Republicans argue that both delays are necessary. While they endorsed the delay for businesses, House Speaker John Boehner and other GOP lawmakers say it's unfair to deny everyone else a similar reprieve.
"It is not fair that the president is choosing to protect big business from ObamaCare, but not hardworking American taxpayers," Rep. Marsha Blackburn, R-Tenn., said on the House floor ahead of the vote.
She also said the delay was an admission that "this is a trainwreck, and it is not ready for prime-time."
But Democrats sharply disagreed, and accused Republicans of wasting time with yet another set of votes against the health care law. Rep. Joseph Crowley, D-N.Y., said Republicans weren't simply trying to delay the requirements. "It is their intention to destroy the Affordable Care Act ... to do away with it, to annihilate it entirely," Crowley said.
President Obama has already threatened to veto the bills.
The votes marked the 38th time the GOP majority has tried to eliminate, defund or scale back the program since Republicans took control of the House in January 2011.
It is unlikely the Democrat-controlled Senate will advance the latest bills. However, Republicans sense an opening to potentially erode the law, and the administration was planning to step up its public defense of the law in response.
White House spokesman Jay Carney said Obama on Thursday will draw attention to the 8.5 million consumers who have received an average consumer rebate of about $100. Carney also highlighted reports that some states are already anticipating lower premiums under the Affordable Care Act.
"Competition and transparency in the marketplaces, plus the hard effort by those committed to making the law work, are leading to affordable, new and better choices for families," Carney said.
The goal of the health care law was to provide coverage to nearly 50 million Americans without health insurance in a massive overhaul of the current system. Just months before enforcement, the Obama administration announced a one-year delay in the employer mandate, citing businesses' concerns about the reporting requirements.

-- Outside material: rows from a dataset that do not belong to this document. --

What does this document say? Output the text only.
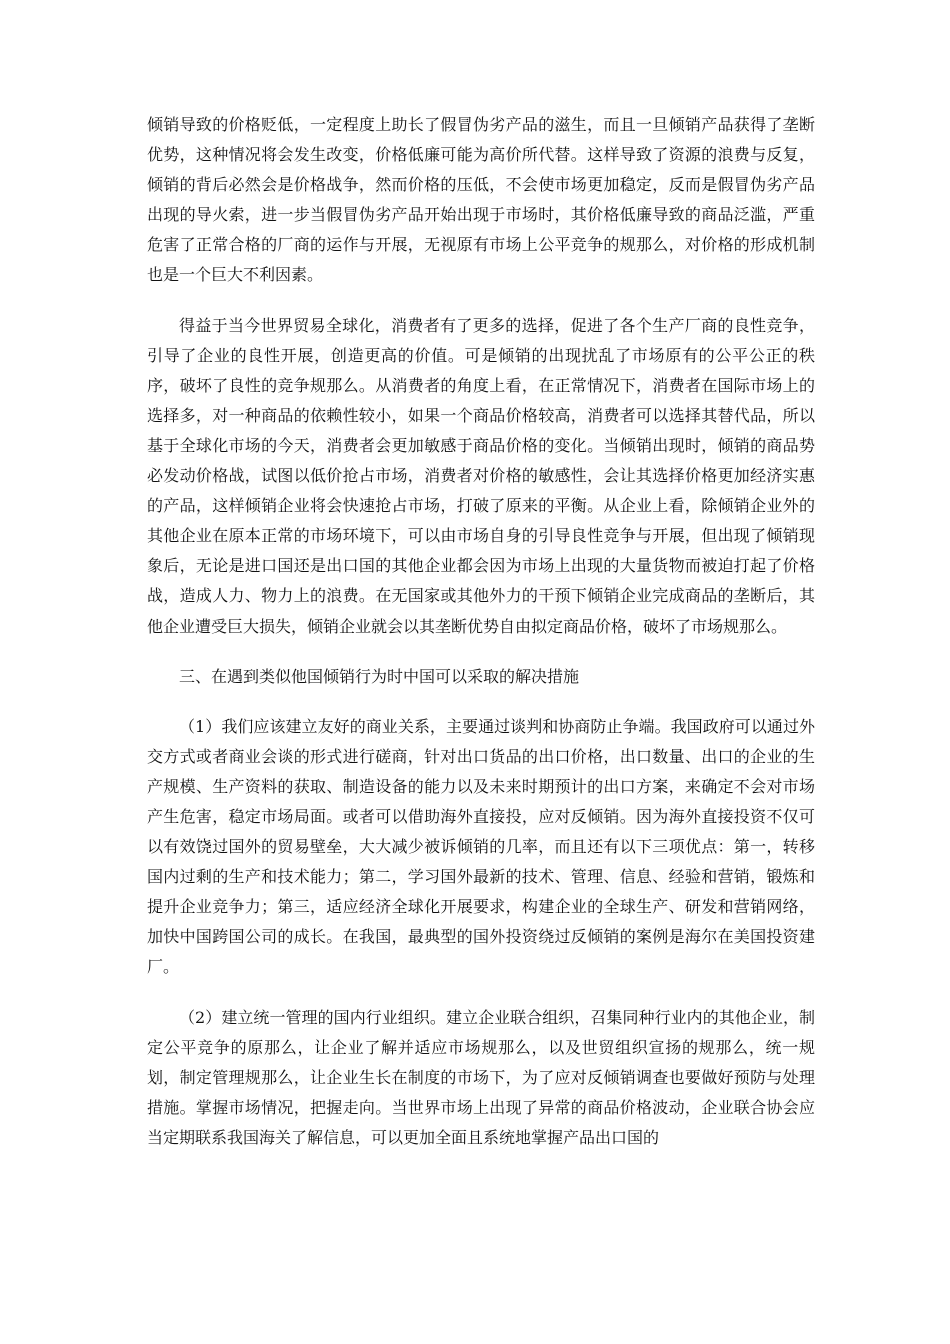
倾销导致的价格贬低，一定程度上助长了假冒伪劣产品的滋生，而且一旦倾销产品获得了垄断优势，这种情况将会发生改变，价格低廉可能为高价所代替。这样导致了资源的浪费与反复，倾销的背后必然会是价格战争，然而价格的压低，不会使市场更加稳定，反而是假冒伪劣产品出现的导火索，进一步当假冒伪劣产品开始出现于市场时，其价格低廉导致的商品泛滥，严重危害了正常合格的厂商的运作与开展，无视原有市场上公平竞争的规那么，对价格的形成机制也是一个巨大不利因素。

得益于当今世界贸易全球化，消费者有了更多的选择，促进了各个生产厂商的良性竞争，引导了企业的良性开展，创造更高的价值。可是倾销的出现扰乱了市场原有的公平公正的秩序，破坏了良性的竞争规那么。从消费者的角度上看，在正常情况下，消费者在国际市场上的选择多，对一种商品的依赖性较小，如果一个商品价格较高，消费者可以选择其替代品，所以基于全球化市场的今天，消费者会更加敏感于商品价格的变化。当倾销出现时，倾销的商品势必发动价格战，试图以低价抢占市场，消费者对价格的敏感性，会让其选择价格更加经济实惠的产品，这样倾销企业将会快速抢占市场，打破了原来的平衡。从企业上看，除倾销企业外的其他企业在原本正常的市场环境下，可以由市场自身的引导良性竞争与开展，但出现了倾销现象后，无论是进口国还是出口国的其他企业都会因为市场上出现的大量货物而被迫打起了价格战，造成人力、物力上的浪费。在无国家或其他外力的干预下倾销企业完成商品的垄断后，其他企业遭受巨大损失，倾销企业就会以其垄断优势自由拟定商品价格，破坏了市场规那么。

三、在遇到类似他国倾销行为时中国可以采取的解决措施

（1）我们应该建立友好的商业关系，主要通过谈判和协商防止争端。我国政府可以通过外交方式或者商业会谈的形式进行磋商，针对出口货品的出口价格，出口数量、出口的企业的生产规模、生产资料的获取、制造设备的能力以及未来时期预计的出口方案，来确定不会对市场产生危害，稳定市场局面。或者可以借助海外直接投，应对反倾销。因为海外直接投资不仅可以有效饶过国外的贸易壁垒，大大减少被诉倾销的几率，而且还有以下三项优点：第一，转移国内过剩的生产和技术能力；第二，学习国外最新的技术、管理、信息、经验和营销，锻炼和提升企业竞争力；第三，适应经济全球化开展要求，构建企业的全球生产、研发和营销网络，加快中国跨国公司的成长。在我国，最典型的国外投资绕过反倾销的案例是海尔在美国投资建厂。

（2）建立统一管理的国内行业组织。建立企业联合组织，召集同种行业内的其他企业，制定公平竞争的原那么，让企业了解并适应市场规那么，以及世贸组织宣扬的规那么，统一规划，制定管理规那么，让企业生长在制度的市场下，为了应对反倾销调查也要做好预防与处理措施。掌握市场情况，把握走向。当世界市场上出现了异常的商品价格波动，企业联合协会应当定期联系我国海关了解信息，可以更加全面且系统地掌握产品出口国的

"We have heard concerns about the complexity of the requirements and the need for more time to implement them effectively," Treasury Assistant Secretary Mark Mazur said in a blog post. "We have listened to your feedback, and we are taking action."

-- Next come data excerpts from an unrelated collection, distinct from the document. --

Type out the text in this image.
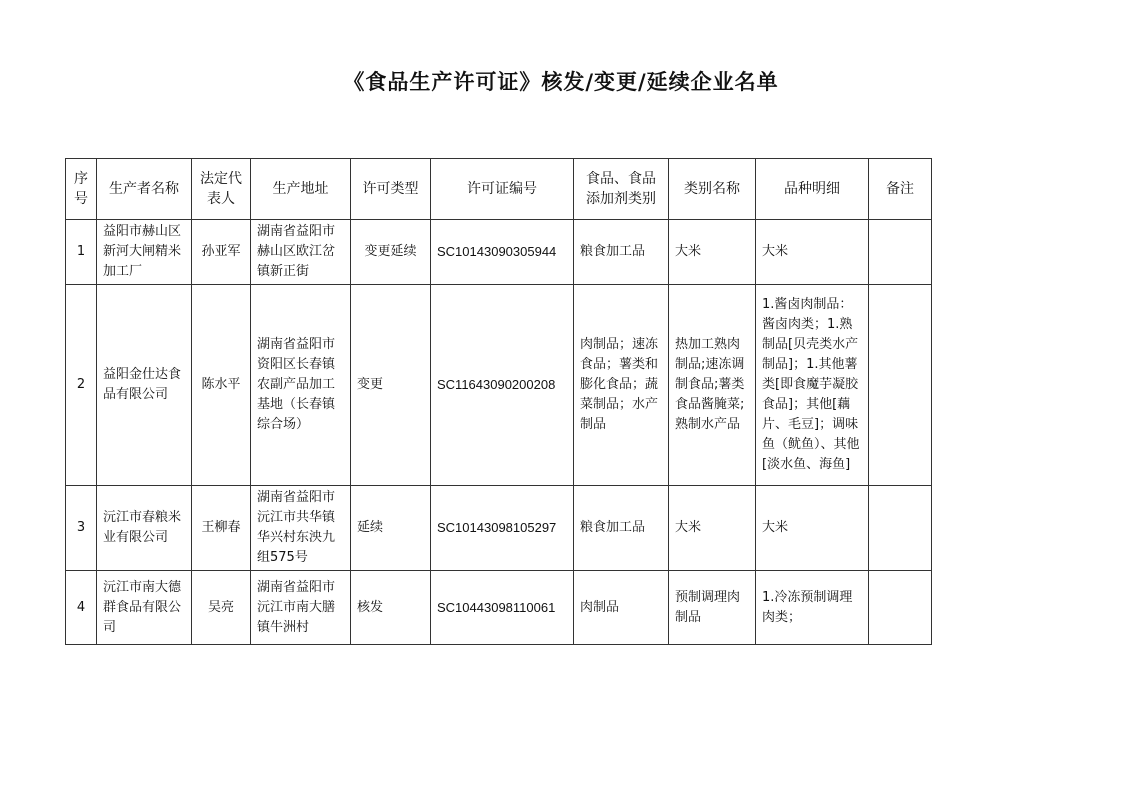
《食品生产许可证》核发/变更/延续企业名单
序号	生产者名称	法定代表人	生产地址	许可类型	许可证编号	食品、食品添加剂类别	类别名称	品种明细	备注
1	益阳市赫山区新河大闸精米加工厂	孙亚军	湖南省益阳市赫山区欧江岔镇新正街	变更延续	SC10143090305944	粮食加工品	大米	大米	
2	益阳金仕达食品有限公司	陈水平	湖南省益阳市资阳区长春镇农副产品加工基地（长春镇综合场）	变更	SC11643090200208	肉制品；速冻食品；薯类和膨化食品；蔬菜制品；水产制品	热加工熟肉制品;速冻调制食品;薯类食品酱腌菜;熟制水产品	1.酱卤肉制品：酱卤肉类；1.熟制品[贝壳类水产制品]；1.其他薯类[即食魔芋凝胶食品]；其他[藕片、毛豆]；调味鱼（鱿鱼）、其他[淡水鱼、海鱼]	
3	沅江市春粮米业有限公司	王柳春	湖南省益阳市沅江市共华镇华兴村东泱九组575号	延续	SC10143098105297	粮食加工品	大米	大米	
4	沅江市南大德群食品有限公司	吴亮	湖南省益阳市沅江市南大膳镇牛洲村	核发	SC10443098110061	肉制品	预制调理肉制品	1.冷冻预制调理肉类；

Republicans said that was fresh evidence that the law is unworkable and should be repealed. The GOP also accused the president of favoring businesses over average Americans, who will still be required to carry health insurance starting next Jan. 1 or risk fines.
In an example of strange political bedfellows, Republicans highlighted a letter from three unions to congressional Democratic leaders criticizing the health care law and demanding that the administration address problems stemming from the law.

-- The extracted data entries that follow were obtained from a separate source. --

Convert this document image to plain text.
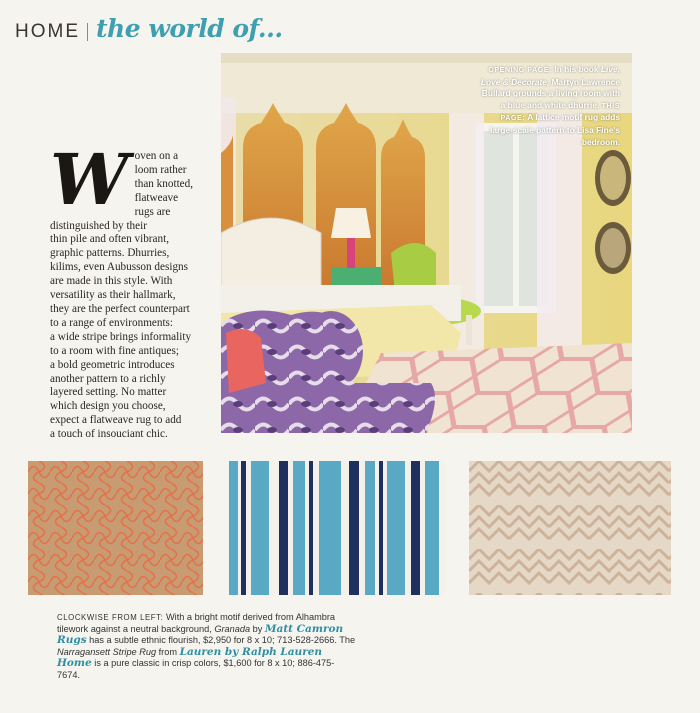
HOME the world of...
W oven on a
loom rather
than knotted,
flatweave
rugs are distinguished by their
thin pile and often vibrant,
graphic patterns. Dhurries,
kilims, even Aubusson designs
are made in this style. With
versatility as their hallmark,
they are the perfect counterpart
to a range of environments:
a wide stripe brings informality
to a room with fine antiques;
a bold geometric introduces
another pattern to a richly
layered setting. No matter
which design you choose,
expect a flatweave rug to add
a touch of insouciant chic.
OPENING PAGE: In his book Live, Love & Decorate, Martyn Lawrence Bullard grounds a living room with a blue and white dhurrie. THIS PAGE: A lattice motif rug adds large-scale pattern to Lisa Fine's bedroom.
CLOCKWISE FROM LEFT: With a bright motif derived from Alhambra tilework against a neutral background, Granada by Matt Camron Rugs has a subtle ethnic flourish, $2,950 for 8 x 10; 713-528-2666. The Narragansett Stripe Rug from Lauren by Ralph Lauren Home is a pure classic in crisp colors, $1,600 for 8 x 10; 886-475-7674.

Specifically, the unions -- International Brotherhood of Teamsters, the United Food and Commercial Workers International Union and UNITE-HERE -- complained that the law's requirements have created an incentive for employers to cut workers' hours to avoid providing health care coverage.
The law created a new definition of full-time workers, those putting in 30 hours or more.
"Time is running out: Congress wrote this law; we voted for you. We have a problem; you need to fix it. The unintended consequences of the ACA (Affordable Care Act) are severe. Perverse incentives are already creating nightmare scenarios," the union leaders wrote.
The Associated Press contributed to this report.